Una storia aziendale che ha inizio cinquantasette anni fa, nella Prato del 1963: patria dell’industria tessile più famosa del mondo. Un’azienda a conduzione familiare che per quasi quarant’anni è stata una delle maggiori produttrici del cardato pratese, tessuto che si ottiene da scarti e sotto prodotti della lavorazione sottoposti a un procedimento di sfilacciatura.
Una tecnica tessile antica, un eccellenza del made in Italy, che è stata inconsapevolmente antesignana di una dimensione produttiva che muove due precetti ecologici fondamentali: riciclo e riutilizzo.
Produzione familiare e artigianale che Emiliano Santi ha imparato a conoscere sin da piccolo e che è stata il trampolino di lancio per la nascita, nel 2001, di H- Earth: “Ho respirato il profumo dell’azienda dei miei genitori sin da quando ne ho memoria – ricorda l’eco imprenditore – perché la produzione aveva luogo in locali attigui alla nostra abitazione.
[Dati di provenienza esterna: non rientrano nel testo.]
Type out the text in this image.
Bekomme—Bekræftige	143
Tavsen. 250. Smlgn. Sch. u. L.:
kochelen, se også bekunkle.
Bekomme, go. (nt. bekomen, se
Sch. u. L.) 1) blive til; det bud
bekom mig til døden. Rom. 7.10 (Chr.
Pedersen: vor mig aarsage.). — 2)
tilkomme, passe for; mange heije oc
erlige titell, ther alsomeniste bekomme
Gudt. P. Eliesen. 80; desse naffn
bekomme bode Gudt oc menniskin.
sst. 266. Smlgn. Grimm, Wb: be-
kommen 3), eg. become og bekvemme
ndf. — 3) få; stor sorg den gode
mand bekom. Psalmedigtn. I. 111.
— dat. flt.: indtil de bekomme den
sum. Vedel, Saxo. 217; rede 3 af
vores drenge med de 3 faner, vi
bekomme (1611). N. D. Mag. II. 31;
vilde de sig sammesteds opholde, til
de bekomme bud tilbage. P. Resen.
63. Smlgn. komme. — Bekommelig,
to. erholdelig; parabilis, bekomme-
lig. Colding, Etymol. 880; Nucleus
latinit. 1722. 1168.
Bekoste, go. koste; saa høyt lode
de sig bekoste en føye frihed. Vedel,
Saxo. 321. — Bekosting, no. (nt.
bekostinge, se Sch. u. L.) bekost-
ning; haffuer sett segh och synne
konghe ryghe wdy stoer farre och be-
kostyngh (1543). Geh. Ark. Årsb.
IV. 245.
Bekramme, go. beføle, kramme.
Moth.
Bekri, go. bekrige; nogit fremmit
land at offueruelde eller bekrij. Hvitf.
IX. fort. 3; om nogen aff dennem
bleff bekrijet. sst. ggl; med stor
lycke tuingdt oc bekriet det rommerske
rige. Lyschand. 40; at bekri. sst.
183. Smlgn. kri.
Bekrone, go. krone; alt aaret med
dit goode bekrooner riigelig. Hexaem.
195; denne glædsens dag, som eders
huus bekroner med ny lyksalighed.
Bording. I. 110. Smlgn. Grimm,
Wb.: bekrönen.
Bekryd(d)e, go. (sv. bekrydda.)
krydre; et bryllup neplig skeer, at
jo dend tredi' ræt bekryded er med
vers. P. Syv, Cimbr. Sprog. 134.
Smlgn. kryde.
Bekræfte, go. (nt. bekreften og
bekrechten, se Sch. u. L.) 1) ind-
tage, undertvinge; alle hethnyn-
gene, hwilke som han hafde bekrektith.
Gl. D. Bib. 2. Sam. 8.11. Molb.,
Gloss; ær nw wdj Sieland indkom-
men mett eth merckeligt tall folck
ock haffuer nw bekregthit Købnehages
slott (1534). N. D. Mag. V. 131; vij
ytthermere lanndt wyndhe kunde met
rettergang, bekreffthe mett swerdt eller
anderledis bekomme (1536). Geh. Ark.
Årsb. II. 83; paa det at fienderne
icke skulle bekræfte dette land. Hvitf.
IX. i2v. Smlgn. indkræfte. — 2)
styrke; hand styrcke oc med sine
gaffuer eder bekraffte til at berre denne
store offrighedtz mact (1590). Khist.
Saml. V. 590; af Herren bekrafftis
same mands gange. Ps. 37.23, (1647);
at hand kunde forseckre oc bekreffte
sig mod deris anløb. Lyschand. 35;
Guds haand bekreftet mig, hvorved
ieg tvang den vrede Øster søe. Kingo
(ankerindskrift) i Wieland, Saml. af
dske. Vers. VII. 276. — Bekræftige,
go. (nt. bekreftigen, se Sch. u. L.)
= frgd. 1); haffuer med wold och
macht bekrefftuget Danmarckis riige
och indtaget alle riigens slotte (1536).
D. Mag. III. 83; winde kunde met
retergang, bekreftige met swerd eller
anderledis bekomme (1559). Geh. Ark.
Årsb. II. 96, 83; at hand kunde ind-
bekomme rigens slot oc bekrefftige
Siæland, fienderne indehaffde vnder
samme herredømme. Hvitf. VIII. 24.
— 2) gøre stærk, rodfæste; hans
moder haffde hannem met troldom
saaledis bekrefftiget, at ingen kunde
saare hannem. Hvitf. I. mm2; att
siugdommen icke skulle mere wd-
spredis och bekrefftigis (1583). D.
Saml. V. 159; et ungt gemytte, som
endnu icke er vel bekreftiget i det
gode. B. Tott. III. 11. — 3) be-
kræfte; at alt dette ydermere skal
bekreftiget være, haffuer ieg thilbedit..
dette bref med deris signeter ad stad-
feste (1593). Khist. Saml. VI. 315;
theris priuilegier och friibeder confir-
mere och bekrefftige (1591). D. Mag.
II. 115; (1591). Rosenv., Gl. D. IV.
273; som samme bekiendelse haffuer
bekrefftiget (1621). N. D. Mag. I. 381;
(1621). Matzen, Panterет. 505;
Come dire? Casa e bottega. Quei ritmi di lavoro hanno cullato la mia infanzia e la mia adolescenza e mi hanno permesso di conoscere tutti i segreti della lavorazione tessile. Sfilacciare, intrecciare e filare sono tutte abilità che ho personalizzato e contestualizzato quando, nel 2001, ho riconvertito la produzione aziendale”.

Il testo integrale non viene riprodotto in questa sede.